Global politics is not a zero-sum game. US withdrawal from multilateral policymaking does not mean that any other country can simply take its place. The Chinese regime would probably love to do so, but it does not enjoy enough trust around the world.

Chinese loans now amount to a heavy debt burden that many developing countries struggle to bear. Recent reports about blatant racism in the People's Republic have upset many people in Africa. As for Covid-19, nobody knows precisely

  • how the novel coronavirus emerged in Wuhan,
  • why it could spread so fast, or
  • how many victims it really claimed.

There are neither independent experts nor free media. The Chinese government controls everything, from the national statistics to the headlines in the newspapers. After claiming to have stopped the spread of the disease, it kicked out foreign correspondents. That kind of action does not inspire trust. Why should anyone put faith in a regime that does whatever it can to suppress any kind of criticism?

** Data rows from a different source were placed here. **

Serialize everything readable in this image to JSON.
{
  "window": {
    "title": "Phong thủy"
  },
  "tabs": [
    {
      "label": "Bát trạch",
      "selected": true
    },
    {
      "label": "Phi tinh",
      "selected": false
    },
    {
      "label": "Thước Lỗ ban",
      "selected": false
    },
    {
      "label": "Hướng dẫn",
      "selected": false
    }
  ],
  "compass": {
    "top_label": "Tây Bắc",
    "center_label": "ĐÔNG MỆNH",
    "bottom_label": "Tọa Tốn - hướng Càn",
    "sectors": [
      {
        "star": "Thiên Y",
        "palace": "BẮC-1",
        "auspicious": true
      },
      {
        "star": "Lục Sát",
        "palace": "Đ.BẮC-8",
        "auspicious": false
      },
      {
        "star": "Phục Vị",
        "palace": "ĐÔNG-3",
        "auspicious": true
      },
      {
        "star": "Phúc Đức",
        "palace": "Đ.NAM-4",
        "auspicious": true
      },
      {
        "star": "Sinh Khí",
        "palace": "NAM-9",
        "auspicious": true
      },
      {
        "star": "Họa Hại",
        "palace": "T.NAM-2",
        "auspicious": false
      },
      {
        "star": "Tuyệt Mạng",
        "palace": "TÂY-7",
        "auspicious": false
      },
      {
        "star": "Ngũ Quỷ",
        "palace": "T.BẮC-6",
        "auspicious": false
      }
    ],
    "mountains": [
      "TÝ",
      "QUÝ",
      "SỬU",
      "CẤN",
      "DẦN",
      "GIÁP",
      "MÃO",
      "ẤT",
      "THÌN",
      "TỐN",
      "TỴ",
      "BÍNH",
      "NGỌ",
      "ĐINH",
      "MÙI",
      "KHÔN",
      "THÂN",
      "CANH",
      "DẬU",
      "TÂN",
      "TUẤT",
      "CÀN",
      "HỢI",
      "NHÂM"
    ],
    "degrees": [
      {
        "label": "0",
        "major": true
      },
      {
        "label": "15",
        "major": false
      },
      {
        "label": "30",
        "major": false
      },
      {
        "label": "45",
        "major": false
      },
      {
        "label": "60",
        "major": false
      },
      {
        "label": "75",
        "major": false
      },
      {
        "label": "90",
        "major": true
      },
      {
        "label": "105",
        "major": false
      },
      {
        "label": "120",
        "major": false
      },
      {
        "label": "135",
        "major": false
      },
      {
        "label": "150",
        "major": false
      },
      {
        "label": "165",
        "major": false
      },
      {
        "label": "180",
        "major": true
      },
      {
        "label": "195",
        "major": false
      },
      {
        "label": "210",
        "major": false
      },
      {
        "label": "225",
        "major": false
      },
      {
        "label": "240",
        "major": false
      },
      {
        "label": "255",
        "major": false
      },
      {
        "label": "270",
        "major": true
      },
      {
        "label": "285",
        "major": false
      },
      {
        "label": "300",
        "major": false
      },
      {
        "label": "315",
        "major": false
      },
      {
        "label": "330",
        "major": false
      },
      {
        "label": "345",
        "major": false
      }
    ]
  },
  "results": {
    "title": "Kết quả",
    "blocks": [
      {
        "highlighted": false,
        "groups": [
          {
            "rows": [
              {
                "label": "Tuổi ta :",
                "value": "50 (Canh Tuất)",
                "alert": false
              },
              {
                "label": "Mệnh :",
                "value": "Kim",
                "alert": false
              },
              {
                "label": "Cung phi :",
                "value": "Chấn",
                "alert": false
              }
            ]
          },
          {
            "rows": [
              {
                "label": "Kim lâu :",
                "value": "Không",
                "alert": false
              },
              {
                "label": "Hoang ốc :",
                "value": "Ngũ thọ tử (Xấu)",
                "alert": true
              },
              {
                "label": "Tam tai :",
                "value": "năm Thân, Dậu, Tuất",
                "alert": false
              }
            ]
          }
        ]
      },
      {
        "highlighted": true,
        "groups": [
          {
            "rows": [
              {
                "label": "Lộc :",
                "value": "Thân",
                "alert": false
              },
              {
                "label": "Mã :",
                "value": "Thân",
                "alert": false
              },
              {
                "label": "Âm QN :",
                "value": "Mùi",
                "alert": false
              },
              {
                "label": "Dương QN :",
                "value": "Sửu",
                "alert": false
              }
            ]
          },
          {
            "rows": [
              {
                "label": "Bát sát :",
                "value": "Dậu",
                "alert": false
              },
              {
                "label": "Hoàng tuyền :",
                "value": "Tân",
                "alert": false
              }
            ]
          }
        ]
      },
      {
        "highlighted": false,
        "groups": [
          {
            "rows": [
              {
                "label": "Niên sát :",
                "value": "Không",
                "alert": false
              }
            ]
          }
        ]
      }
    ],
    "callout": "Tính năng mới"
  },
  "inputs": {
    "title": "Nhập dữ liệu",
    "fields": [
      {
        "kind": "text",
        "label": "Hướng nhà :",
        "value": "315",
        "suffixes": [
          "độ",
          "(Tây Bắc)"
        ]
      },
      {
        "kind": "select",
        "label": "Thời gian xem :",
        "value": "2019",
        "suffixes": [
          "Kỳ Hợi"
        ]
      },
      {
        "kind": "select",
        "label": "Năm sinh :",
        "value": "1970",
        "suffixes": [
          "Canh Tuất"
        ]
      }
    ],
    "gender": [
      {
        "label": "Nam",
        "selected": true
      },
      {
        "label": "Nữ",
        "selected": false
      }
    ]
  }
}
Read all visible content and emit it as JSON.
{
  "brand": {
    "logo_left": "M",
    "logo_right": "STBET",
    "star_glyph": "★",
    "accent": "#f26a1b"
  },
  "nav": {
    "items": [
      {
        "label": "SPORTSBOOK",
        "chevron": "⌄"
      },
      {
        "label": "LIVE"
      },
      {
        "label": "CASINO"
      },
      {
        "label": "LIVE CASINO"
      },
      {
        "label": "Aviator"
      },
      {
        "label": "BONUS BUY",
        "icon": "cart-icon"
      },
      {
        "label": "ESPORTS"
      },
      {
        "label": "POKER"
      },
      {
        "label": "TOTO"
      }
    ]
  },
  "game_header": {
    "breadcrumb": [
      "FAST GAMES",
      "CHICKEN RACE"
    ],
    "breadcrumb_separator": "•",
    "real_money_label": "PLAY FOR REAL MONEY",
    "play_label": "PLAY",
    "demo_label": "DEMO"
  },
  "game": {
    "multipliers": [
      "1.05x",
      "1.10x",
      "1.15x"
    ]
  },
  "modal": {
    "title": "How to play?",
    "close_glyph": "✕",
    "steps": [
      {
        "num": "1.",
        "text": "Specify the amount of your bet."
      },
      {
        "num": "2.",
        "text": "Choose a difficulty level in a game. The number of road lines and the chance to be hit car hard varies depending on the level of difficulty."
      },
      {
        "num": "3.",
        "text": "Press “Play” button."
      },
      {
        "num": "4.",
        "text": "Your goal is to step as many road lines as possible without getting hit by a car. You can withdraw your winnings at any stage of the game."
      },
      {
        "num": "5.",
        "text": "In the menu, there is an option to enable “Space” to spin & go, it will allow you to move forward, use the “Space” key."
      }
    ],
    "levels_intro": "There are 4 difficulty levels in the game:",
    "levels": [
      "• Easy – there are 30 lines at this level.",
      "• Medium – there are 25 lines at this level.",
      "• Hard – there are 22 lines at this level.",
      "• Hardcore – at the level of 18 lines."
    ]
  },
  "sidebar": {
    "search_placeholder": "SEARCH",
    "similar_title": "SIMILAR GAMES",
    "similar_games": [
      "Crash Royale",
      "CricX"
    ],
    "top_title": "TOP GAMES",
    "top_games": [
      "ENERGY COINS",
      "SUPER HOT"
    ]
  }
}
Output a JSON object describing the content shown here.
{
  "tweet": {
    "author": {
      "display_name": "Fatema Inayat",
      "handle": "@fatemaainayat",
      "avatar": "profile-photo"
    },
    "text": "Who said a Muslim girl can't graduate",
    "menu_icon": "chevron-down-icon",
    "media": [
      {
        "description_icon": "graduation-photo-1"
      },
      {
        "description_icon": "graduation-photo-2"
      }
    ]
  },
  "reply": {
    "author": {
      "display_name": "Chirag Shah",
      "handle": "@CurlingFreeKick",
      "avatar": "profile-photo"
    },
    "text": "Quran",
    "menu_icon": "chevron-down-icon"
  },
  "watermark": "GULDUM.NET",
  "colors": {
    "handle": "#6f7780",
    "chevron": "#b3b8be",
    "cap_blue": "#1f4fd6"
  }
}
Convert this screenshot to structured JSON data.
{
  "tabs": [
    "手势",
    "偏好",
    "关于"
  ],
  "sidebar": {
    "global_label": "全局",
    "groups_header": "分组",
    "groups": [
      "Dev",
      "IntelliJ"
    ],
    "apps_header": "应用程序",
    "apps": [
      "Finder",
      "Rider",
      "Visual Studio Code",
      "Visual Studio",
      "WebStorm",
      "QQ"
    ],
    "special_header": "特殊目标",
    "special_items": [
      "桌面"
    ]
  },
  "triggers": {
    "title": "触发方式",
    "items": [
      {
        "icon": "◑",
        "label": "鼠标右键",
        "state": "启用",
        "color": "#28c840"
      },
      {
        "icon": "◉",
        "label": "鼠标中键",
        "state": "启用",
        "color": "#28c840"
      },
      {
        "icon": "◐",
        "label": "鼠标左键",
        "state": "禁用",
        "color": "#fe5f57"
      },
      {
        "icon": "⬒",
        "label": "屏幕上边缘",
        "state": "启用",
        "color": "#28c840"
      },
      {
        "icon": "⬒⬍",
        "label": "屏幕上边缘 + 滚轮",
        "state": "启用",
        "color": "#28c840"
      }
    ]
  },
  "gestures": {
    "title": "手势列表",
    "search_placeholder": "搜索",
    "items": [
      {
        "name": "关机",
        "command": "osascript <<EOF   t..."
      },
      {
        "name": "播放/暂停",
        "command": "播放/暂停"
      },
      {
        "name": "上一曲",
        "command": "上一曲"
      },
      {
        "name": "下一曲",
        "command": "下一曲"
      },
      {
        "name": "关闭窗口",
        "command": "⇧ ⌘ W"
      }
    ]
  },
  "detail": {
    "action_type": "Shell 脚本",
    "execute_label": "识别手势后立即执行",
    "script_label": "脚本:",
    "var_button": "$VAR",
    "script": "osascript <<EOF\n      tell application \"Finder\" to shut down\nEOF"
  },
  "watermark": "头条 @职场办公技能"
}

Beijing is now tightening its grip on Hong Kong. What is meant to be a display of strength is actually an admission of weakness. It is the regime's tacit acknowledgement that it is unable to convince democracy-minded people in Hong Kong.

Very few people around the world speak Chinese, even fewer read Chinese, so many things that happen in China remain obscure to outsiders. The country's diplomats increasingly demand “respect”. That does not suggest that the government's core concern is the global common good – and it does not inspire trust.

In theory, the EU could assume a global role of leadership. To do so, it would have to look more united than it does. The extended debate on how to fund the stimulus programmes that are needed because of Covid-19 is tiresome. If a continental alliance cannot agree on burden sharing among its members, it is obviously not setting the kind of global example we need. The recent German-French proposal is good. The idea is that the European Commission incurs debt in order to subsidise those member countries that the Covid-19 pandemic has hit particularly hard. The proposal makes sense, but it only emerged after weeks of haggling, and it must yet be adopted as common EU policy.

Making matters worse, many Africans and Asians have long been paying attention to the suffering of refugees on Europe's borders. They are tired of hearing lectures about human rights from European policymakers who systematically downplay and neglect the human rights of refugees. All too often, European governments only pay attention to what their most narrow-minded citizens consider the national interest. They should do much more to convey to their people why promoting the global good serves their interests.

Multilateral institutions are only as strong as member countries let them be. When they enjoy the support of powerful countries, they can be very effective. Global problems – from climate change to Covid-19 – require global solutions. If the world's most important powers shy away from forging compromises that serve our entire species, we will not get the kind of meaningful global governance we need.